Además de abrir una nueva vía de tratamiento, la investigación supone un avance en la comprensión de la esclerosis múltiple porque muestra cómo la microbiota intestinal puede tener un papel en su inicio. Una vez identificada una proteína de la microbiota que interviene en una parte de los casos, un próximo reto será identificar otras proteínas que expliquen el resto de casos y que permitan desarrollar tratamientos para ellos, señala Sospedra.

La enfermedad se caracteriza por una destrucción progresiva de la mielina, es decir, la sustancia que recubre las extensiones de las neuronas (o axones) y permite la transmisión de los impulsos nerviosos. Su causa se desconoce, aunque se sabe que tener antecedentes familiares es un factor de riesgo, al igual que el tabaquismo y algunas infecciones víricas. No existe un tratamiento curativo, pero sí los hay para frenar la progresión de la enfermedad, acelerar el regreso a la normalidad tras un brote y aliviar los síntomas.

“En el pasado nos hemos fijado mucho en las proteínas de la mielina que son atacadas por el sistema inmunitario”, explica Sospedra. Pero, para atacar la mielina, las células inmunitarias deben ser activadas antes por proteínas de otros órganos. Esto es lo que llevó al grupo de la Universidad de Zurich a buscarlas en la microbiota intestinal después de que otros investigadores hayan observado diferencias entre la microbiota de las personas con esclerosis múltiple y la de la población sana.

La clave fue la paciente de Hamburgo, que falleció en el 2008 cinco años después del diagnóstico –lo cual es excepcional- y cuyo cerebro pudo ser examinado tras la muerte. La investigación –en la que también ha participado el Centre d’Esclerosi Múltiple del hospital Vall d’Hebron- reveló que la paciente tenía una gran cantidad de células inmunitarias activadas contra una proteína concreta. Concretamente, contra una enzima llamada GDP-L fucosa sintasa, que está producida por varias especies de bacterias de la microbiota intestinal. En un análisis posterior de muestras de 31 pacientes con esclerosis múltiple, se vio que 12 de ellos (el 39%) tenían células inmunitarias activadas contra esta enzima en el sistema nervioso.

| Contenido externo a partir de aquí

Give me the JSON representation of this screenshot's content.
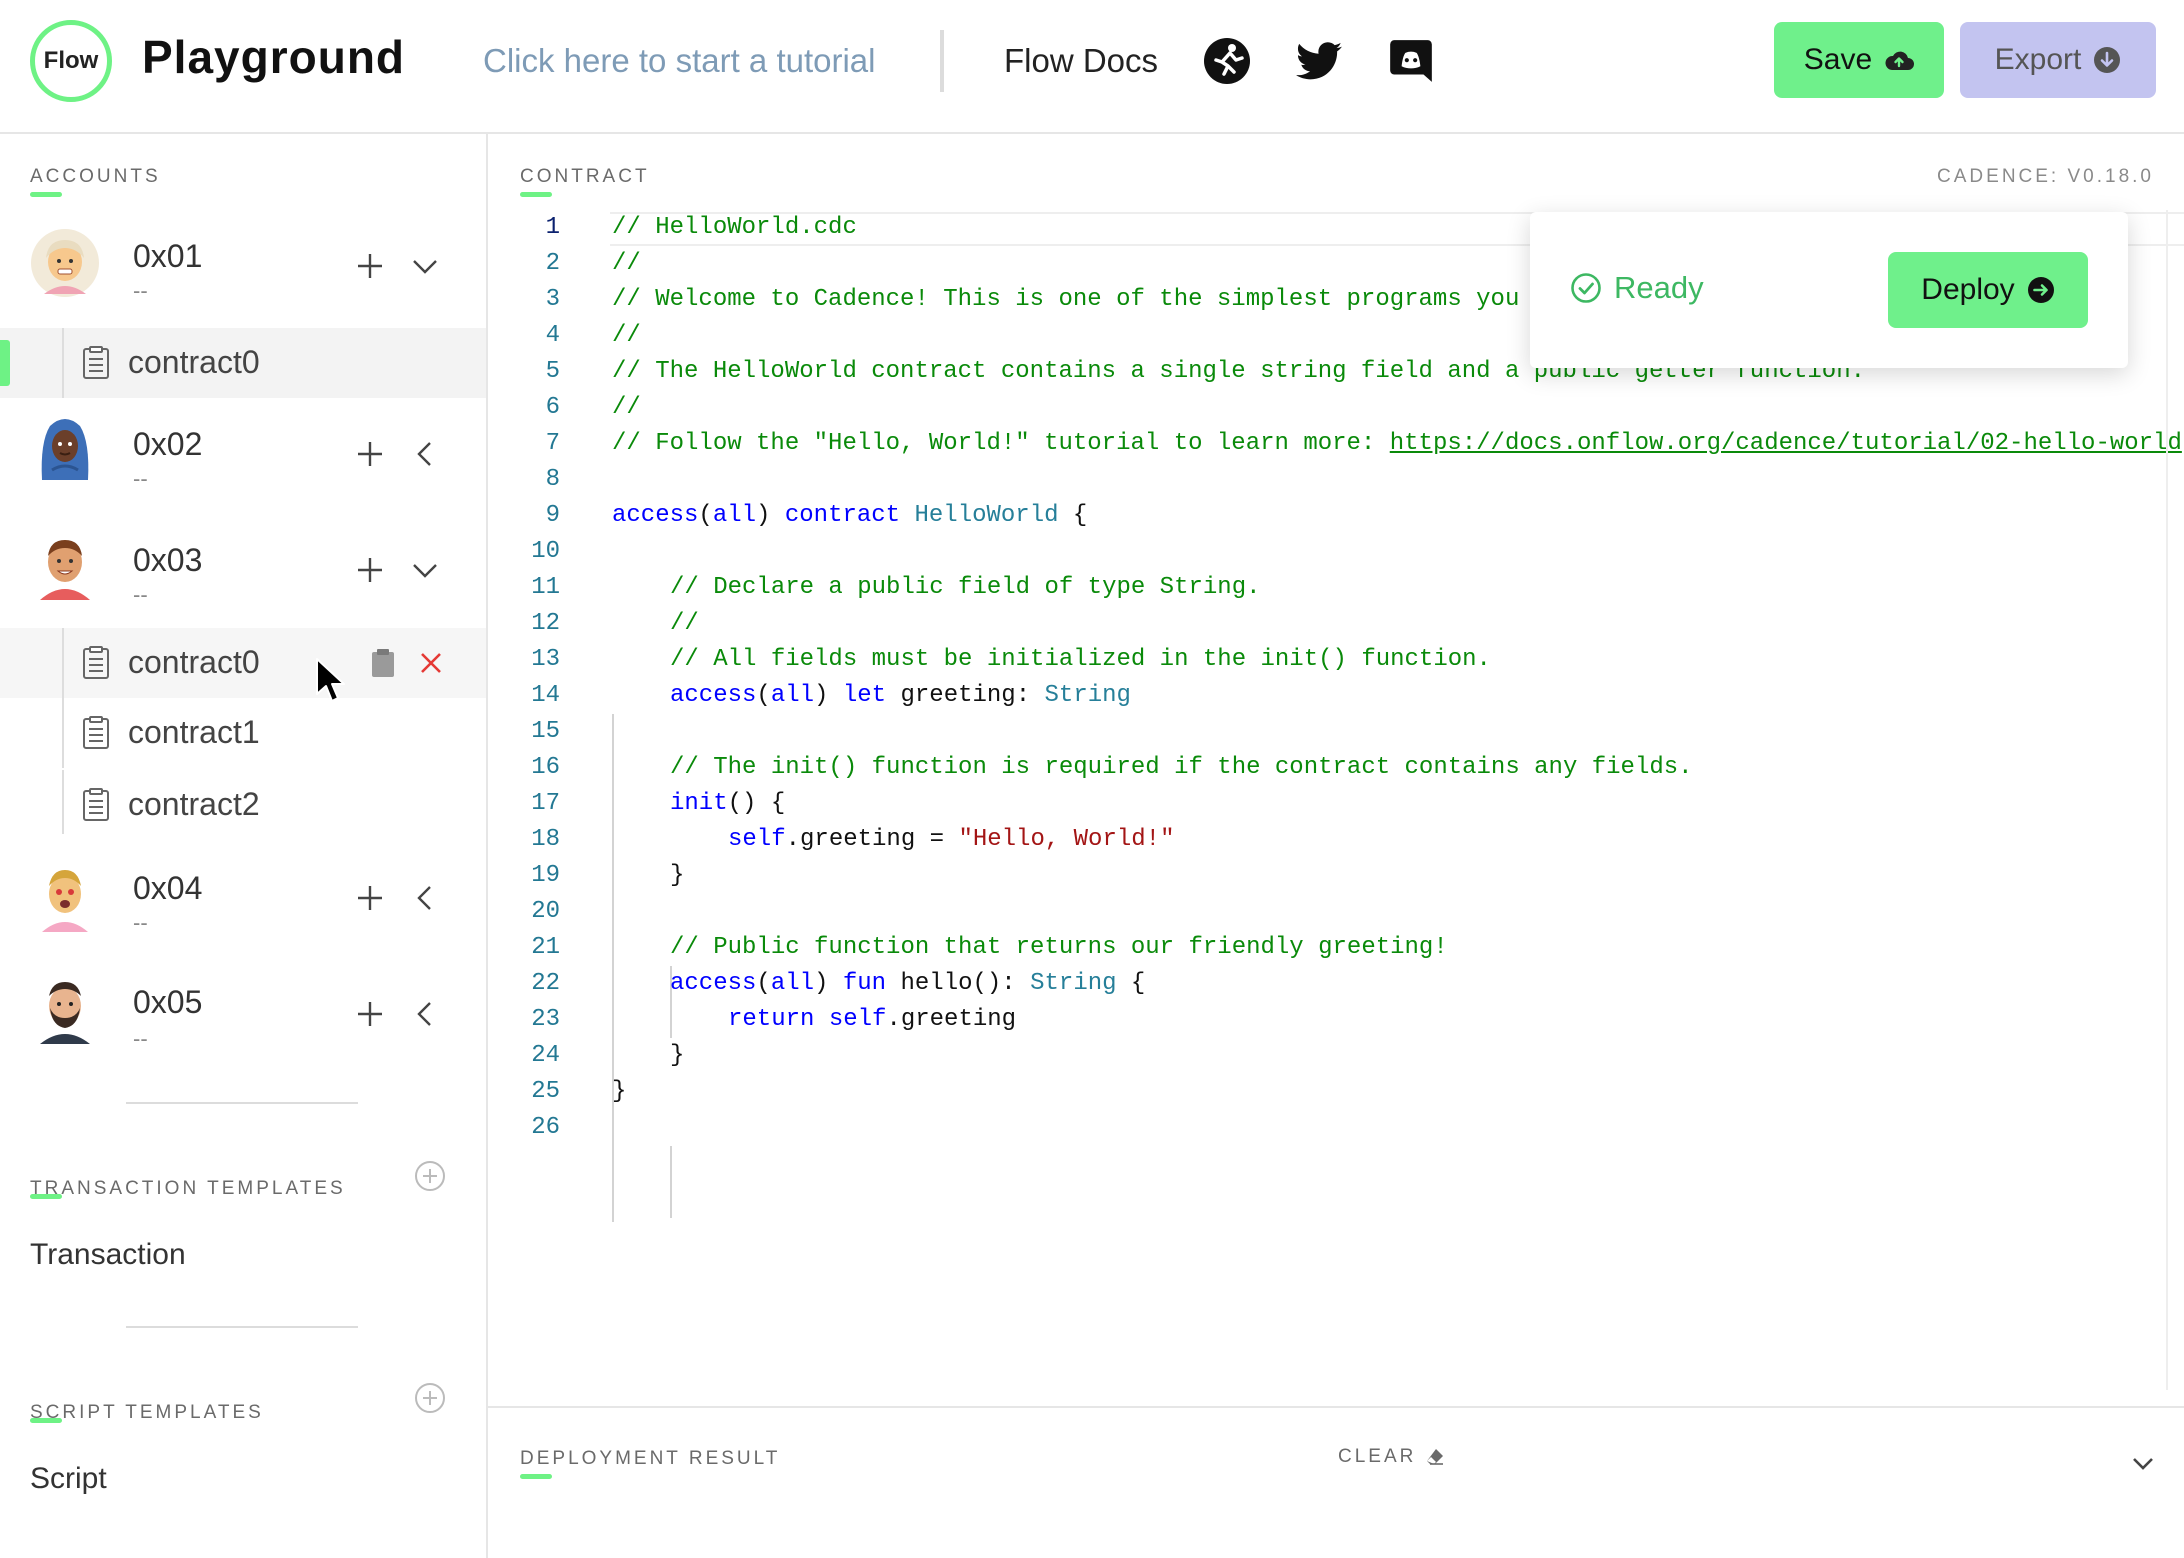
{
  "header": {
    "logo_text": "Flow",
    "title": "Playground",
    "tutorial_link": "Click here to start a tutorial",
    "docs_link": "Flow Docs",
    "social_icons": [
      "runner-icon",
      "twitter-icon",
      "discord-icon"
    ],
    "save_label": "Save",
    "export_label": "Export"
  },
  "sidebar": {
    "accounts_label": "ACCOUNTS",
    "accounts": [
      {
        "address": "0x01",
        "subtitle": "--",
        "expanded": true
      },
      {
        "address": "0x02",
        "subtitle": "--",
        "expanded": false
      },
      {
        "address": "0x03",
        "subtitle": "--",
        "expanded": true
      },
      {
        "address": "0x04",
        "subtitle": "--",
        "expanded": false
      },
      {
        "address": "0x05",
        "subtitle": "--",
        "expanded": false
      }
    ],
    "account1_contracts": [
      "contract0"
    ],
    "account3_contracts": [
      "contract0",
      "contract1",
      "contract2"
    ],
    "transaction_templates_label": "TRANSACTION TEMPLATES",
    "transaction_item": "Transaction",
    "script_templates_label": "SCRIPT TEMPLATES",
    "script_item": "Script"
  },
  "editor": {
    "label": "CONTRACT",
    "cadence_version": "CADENCE: V0.18.0",
    "current_line": 1,
    "line_numbers": [
      "1",
      "2",
      "3",
      "4",
      "5",
      "6",
      "7",
      "8",
      "9",
      "10",
      "11",
      "12",
      "13",
      "14",
      "15",
      "16",
      "17",
      "18",
      "19",
      "20",
      "21",
      "22",
      "23",
      "24",
      "25",
      "26"
    ],
    "code": {
      "l1": "// HelloWorld.cdc",
      "l2": "//",
      "l3": "// Welcome to Cadence! This is one of the simplest programs you",
      "l4": "//",
      "l5": "// The HelloWorld contract contains a single string field and a public getter function.",
      "l6": "//",
      "l7_text": "// Follow the \"Hello, World!\" tutorial to learn more: ",
      "l7_url": "https://docs.onflow.org/cadence/tutorial/02-hello-world",
      "l9_access": "access",
      "l9_all": "all",
      "l9_contract": "contract",
      "l9_name": "HelloWorld",
      "l11": "// Declare a public field of type String.",
      "l12": "//",
      "l13": "// All fields must be initialized in the init() function.",
      "l14_let": "let",
      "l14_name": "greeting: ",
      "l14_type": "String",
      "l16": "// The init() function is required if the contract contains any fields.",
      "l17_init": "init",
      "l18_self": "self",
      "l18_rest": ".greeting = ",
      "l18_str": "\"Hello, World!\"",
      "l21": "// Public function that returns our friendly greeting!",
      "l22_fun": "fun",
      "l22_name": " hello(): ",
      "l22_type": "String",
      "l23_return": "return",
      "l23_self": "self",
      "l23_rest": ".greeting"
    }
  },
  "deploy": {
    "status": "Ready",
    "button_label": "Deploy"
  },
  "result": {
    "label": "DEPLOYMENT RESULT",
    "clear_label": "CLEAR"
  },
  "colors": {
    "accent": "#6ef285",
    "save_button": "#6ff08b",
    "export_button": "#c3c4f0",
    "comment": "#0a8a0a",
    "keyword": "#0000ff",
    "type": "#267f99",
    "string": "#a31515",
    "delete": "#e53935"
  }
}
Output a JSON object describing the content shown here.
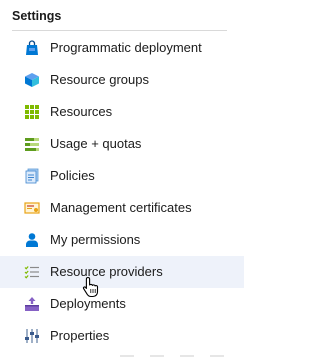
{
  "settings": {
    "title": "Settings",
    "items": [
      {
        "label": "Programmatic deployment",
        "icon": "shopping-bag-icon"
      },
      {
        "label": "Resource groups",
        "icon": "cube-icon"
      },
      {
        "label": "Resources",
        "icon": "grid-icon"
      },
      {
        "label": "Usage + quotas",
        "icon": "usage-bars-icon"
      },
      {
        "label": "Policies",
        "icon": "policy-document-icon"
      },
      {
        "label": "Management certificates",
        "icon": "certificate-icon"
      },
      {
        "label": "My permissions",
        "icon": "user-icon"
      },
      {
        "label": "Resource providers",
        "icon": "checklist-icon",
        "state": "hover"
      },
      {
        "label": "Deployments",
        "icon": "deployment-upload-icon"
      },
      {
        "label": "Properties",
        "icon": "properties-sliders-icon"
      }
    ]
  },
  "colors": {
    "hover_background": "#eef2fa",
    "icon_blue": "#0078d4",
    "icon_green": "#7fba00",
    "icon_purple": "#8661c5"
  }
}
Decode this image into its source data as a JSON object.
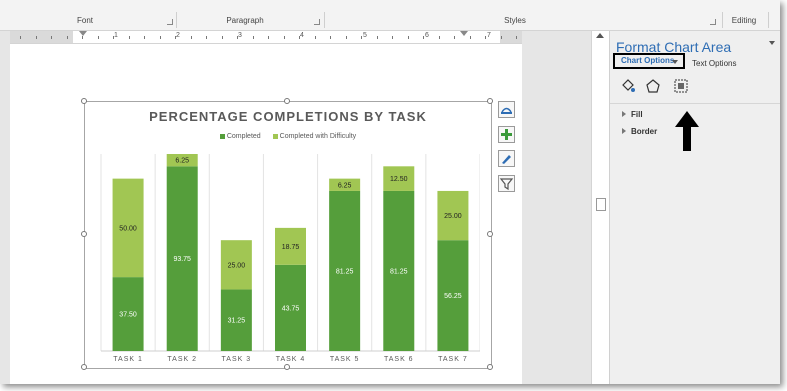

El tratamiento para reeducar las células inmunitarias se basa en extraer sangre de los pacientes, modificar los glóbulos rojos en el laboratorio y volverlos a transfundir. La modificación consiste en añadir fragmentos de la proteína problemática a los glóbulos rojos. De este modo, cuando los glóbulos rojos llegan al final de su vida útil y son destruidos, el sistema inmunitario interpreta que los fragmentos de proteína que presentan forman parte del propio organismo y que no deben atacarlos.

“Intentamos enseñar al sistema inmunitario a tolerar proteínas implicadas en la esclerosis múltiple aprovechando el mecanismo natural que tiene el cuerpo humano para reciclar células muertas”, explica la investigadora.

Esta estrategia se está ensayando ya en un ensayo clínico de fase 1 con diez pacientes en el hospital Universitario de Zurich. En el ensayo, iniciado antes de identificar el papel de la enzima de la microbiota en la esclerosis múltiple, se han utilizado proteínas de la mielina atacadas por el sistema inmunitario. Los resultados obtenidos hasta ahora indican que la terapia es segura.

El próximo año está previsto iniciar un ensayo de fase 2, con un número más amplio de pacientes. En este nuevo ensayo, “incluiremos también la proteína que hemos identificado ahora”, declara Sospedra. “No sabemos aún si será eficaz”, advierte. “Pero, si lo es, el hecho de que sea segura nos hace pensar que se podría administrar desde las primeras fases de la enfermedad sin temor a efectos secundarios graves”.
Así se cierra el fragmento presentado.